8. Nationale Entscheidungen und Gesetzgebung in Vertragsstaaten des EPÜ
8.3. Konsequenzen in der Rechtsprechung von Unterschieden zwischen nationalem Recht und EPÜ
Auch wenn generell ein hohes Maß an Harmonisierung zwischen dem EPÜ und nationalen Gesetzen erstrebenswert ist und auch erreicht wurde, schließt das EPÜ diesbezügliche Abweichungen zwischen dem nationalen Recht und dem EPÜ nicht aus (J 9/07 unter Verweis auf Art. 2(2) und Art. 66 EPÜ 1973). In J 9/07 verwies die Juristische Beschwerdekammer darauf, dass nach Art. 1 EPÜ 1973 das EPÜ ein den Vertragsstaaten gemeinsames Recht für die Erteilung von Erfindungspatenten schafft. Dieses gemeinsame Recht gilt für alle europäischen Patentanmeldungen unabhängig davon, welche Vertragsstaaten in der europäischen Anmeldung benannt wurden. Soweit das EPÜ nicht ausdrücklich etwas anderes vorsieht, darf das EPA im Hinblick auf den jeweiligen benannten Staat eine spezifische nationale Vorschrift, die für den Anmelder günstiger wäre als die Bestimmungen des EPÜ, nicht berücksichtigen.
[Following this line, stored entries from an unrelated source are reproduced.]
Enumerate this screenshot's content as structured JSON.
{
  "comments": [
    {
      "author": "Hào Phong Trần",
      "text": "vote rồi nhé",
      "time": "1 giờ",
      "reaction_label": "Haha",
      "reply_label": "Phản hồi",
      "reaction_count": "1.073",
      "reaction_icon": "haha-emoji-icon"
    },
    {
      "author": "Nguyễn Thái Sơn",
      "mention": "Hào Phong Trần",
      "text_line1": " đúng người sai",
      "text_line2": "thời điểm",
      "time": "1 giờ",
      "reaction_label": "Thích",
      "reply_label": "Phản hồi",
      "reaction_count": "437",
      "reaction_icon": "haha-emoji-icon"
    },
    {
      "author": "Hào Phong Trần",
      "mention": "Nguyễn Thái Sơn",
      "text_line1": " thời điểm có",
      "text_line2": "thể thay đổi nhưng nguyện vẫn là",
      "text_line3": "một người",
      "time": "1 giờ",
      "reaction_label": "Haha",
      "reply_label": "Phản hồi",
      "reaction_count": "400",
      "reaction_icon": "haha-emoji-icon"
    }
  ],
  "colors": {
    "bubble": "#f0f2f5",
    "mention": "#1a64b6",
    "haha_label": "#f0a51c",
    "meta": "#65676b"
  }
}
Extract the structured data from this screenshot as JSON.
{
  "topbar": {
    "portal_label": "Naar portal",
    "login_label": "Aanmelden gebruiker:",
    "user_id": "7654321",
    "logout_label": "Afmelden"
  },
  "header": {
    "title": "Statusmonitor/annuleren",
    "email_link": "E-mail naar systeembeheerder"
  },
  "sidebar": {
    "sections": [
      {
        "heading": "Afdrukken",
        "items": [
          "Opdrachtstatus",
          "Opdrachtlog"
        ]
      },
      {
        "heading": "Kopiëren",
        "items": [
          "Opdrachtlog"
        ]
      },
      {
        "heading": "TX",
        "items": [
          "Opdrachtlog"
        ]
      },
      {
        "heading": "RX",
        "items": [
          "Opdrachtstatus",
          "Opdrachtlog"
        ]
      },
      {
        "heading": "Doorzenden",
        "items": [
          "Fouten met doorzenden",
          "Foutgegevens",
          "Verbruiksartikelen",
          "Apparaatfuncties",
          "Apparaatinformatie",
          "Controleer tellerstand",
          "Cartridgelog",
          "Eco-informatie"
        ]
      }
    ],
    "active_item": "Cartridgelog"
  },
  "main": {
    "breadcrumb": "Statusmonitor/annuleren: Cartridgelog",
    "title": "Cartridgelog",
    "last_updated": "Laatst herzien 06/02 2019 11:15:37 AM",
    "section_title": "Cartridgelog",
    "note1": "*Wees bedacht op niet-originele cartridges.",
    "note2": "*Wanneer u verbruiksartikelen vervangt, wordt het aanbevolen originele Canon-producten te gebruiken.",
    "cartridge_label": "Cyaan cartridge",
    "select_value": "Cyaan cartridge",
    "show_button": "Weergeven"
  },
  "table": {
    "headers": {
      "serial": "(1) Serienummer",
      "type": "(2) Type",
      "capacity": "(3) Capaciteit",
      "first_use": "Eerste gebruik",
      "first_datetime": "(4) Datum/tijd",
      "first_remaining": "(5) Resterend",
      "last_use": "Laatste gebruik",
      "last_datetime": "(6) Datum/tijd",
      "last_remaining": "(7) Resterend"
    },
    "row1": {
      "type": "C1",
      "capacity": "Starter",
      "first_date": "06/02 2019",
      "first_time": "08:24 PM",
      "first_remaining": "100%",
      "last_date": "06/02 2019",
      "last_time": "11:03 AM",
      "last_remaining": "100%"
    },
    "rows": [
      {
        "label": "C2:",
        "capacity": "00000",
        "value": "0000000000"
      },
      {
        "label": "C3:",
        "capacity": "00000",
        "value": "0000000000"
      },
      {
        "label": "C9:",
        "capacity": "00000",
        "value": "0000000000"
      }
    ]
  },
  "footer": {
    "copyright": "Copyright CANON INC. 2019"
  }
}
Dies würde nämlich dazu führen, dass die europäischen Anmeldungen hinsichtlich der Erfordernisse für die Erteilung abhängig davon, welcher Staat oder welche Staaten benannt worden sind, entgegen Art. 1 EPÜ 1973 ungleich behandelt würden. Es würde auch dem in Art. 118 EPÜ 1973 verankerten Grundsatz der Einheit der Anmeldung zuwiderlaufen.